The Blood of Christ in the Dialysis Center
I have a confession to make. Often the Eucharist does nothing for me.
It could simply be a case of liturgical bingeing. After all, I celebrated that sacred meal four times on Sunday. That’s enough to make anyone ask to see the menu again. Sometimes I catch myself in the middle of the Great Thanksgiving wondering, “Is this really working? When we have said this long prayer, will anyone receive God’s life blood today?”
I make this confession as a hopeless lover of the Eucharist. I’m just not convinced that the version we celebrate in church is the truest form of that sacrament.
On Monday I was to meet a friend at his home. Rob, I’ll call him, is a close colleague, not a member of my church. Last minute he texts me. “Sorry. Dialysis got changed to today because of the holiday.” We could try again next week, or I could meet him at the dialysis center.
I made a thermos of tea, grabbed two mugs, poured milk into one of my grandson’s sippy cups (for the seal), pulled four gingerbread cookies from the cupboard, reeled off a length of paper towels and dropped it all in a canvas shopping bag. If we would have had tea in Rob’s living room we would have it at the dialysis center.
Maybe forty people sat in blue, oversized chairs, clear tubes snaking from their arms, running red into machines the size of an ATM. Some slept. Some listened to music. Chairs lined the walls and ran in rows up and down the cavernous space. The attendant took me to Rob’s chair in the middle of the room. He was covered with a blanket.
After giving him a hug I sat down, opened my bag and set out the mugs and plate of cookies on the broad arm of the phlebotomist’s chair. I poured tea, splashed in milk and put out the cookies. It was funny, an odd place to set up a tea service, but we laughed and the Rooibos tasted rich and sweet. We dunked our gingerbread men head first as the blood poured freely out of his arm and came back to him again, whole. Rob wanted to know everything about my life, and I wanted to hear about his health battle. I laid my hands on his head and prayed, then packed my canvas bag and walked out of that great blood redemption center, whole.

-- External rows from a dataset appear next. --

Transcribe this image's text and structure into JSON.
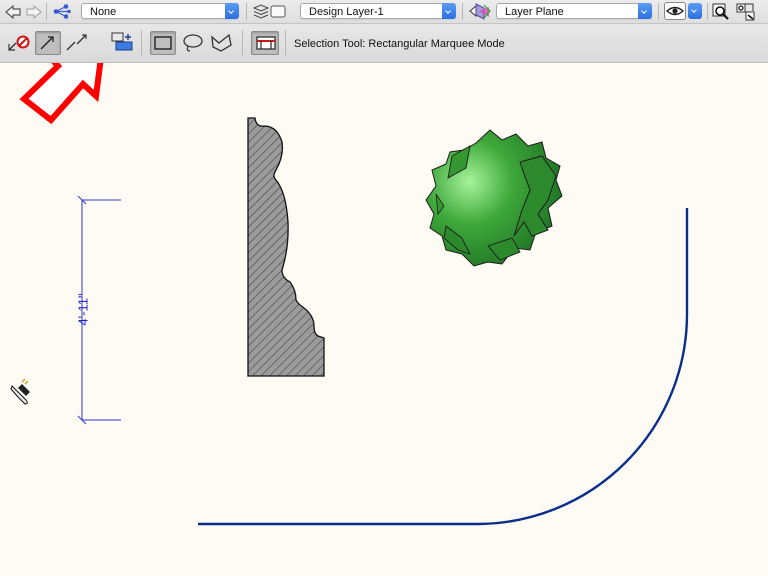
{
  "toolbar_top": {
    "class_select": {
      "value": "None"
    },
    "layer_select": {
      "value": "Design Layer-1"
    },
    "plane_select": {
      "value": "Layer Plane"
    }
  },
  "toolbar_mode": {
    "status_text": "Selection Tool: Rectangular Marquee Mode"
  },
  "drawing": {
    "dimension_label": "4'-11\""
  },
  "colors": {
    "callout_arrow": "#ff0000",
    "dimension": "#1f27c9",
    "wall_line": "#0a2f8a",
    "foliage": "#3ea83a",
    "profile_fill": "#9b9b9b"
  },
  "icons": {
    "back": "arrow-left-icon",
    "forward": "arrow-right-icon",
    "classes": "class-hierarchy-icon",
    "layers": "layers-icon",
    "plane": "plane-icon",
    "visibility": "eye-icon",
    "zoom": "magnify-icon",
    "navigation": "navigation-icon"
  }
}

Later that evening Rob texted. He was grateful for our tea together. Quickly my thumbs were saying, “I loved it too. A little Eucharist, it was. More Christ there than in most church liturgies.” Does that diminish the Eucharist of the altar? I hope not. I only believe that the wafer stamped with a perfect cross and served with a tincture of ecclesiastical sherry is surely the body and blood of Christ; but if that is your only “communion,” if you never come to know that every table is sacred and every meal holds a soupçon of heaven, you have not really received the sacrament.
Dawn says
A real spiritual feast for you and your friend. Talk about a “great” Thanksgiving!
David Anderson says
Yes, that IS the “Great Thanksgiving”
Tiffany says
What a beautiful way to think about any everyday coffee, lunch or dinner with family or a friend. Not quite sure I’ll ever look at a “quick lunch with a friend” the same way again. Any my Thanksgiving will be especially rich this year. Thank you!
David Anderson says
You got it! And Happy Thanksgiving to you–
Daniell Hamby says
Sounds familiar, my brother. I have long believed the great stretch in weekly Eucharist is not so much about the real presence of Christ in the bread, as much as the reality that a wafer is in any sense real bread.
Andrea Stoeckel says
Wow! In all the years of serving communion, the most unexpected time and place- and elements- become the most holy common union and Thanksgiving. May we all remain open to these blessings
Terrie Wood says
Loved this David. Appreciate your honesty about four times on Sunday and sometimes not feelin’ it. So right that communion may many forms throughout a day. An articulate reminder of that. Thank you!!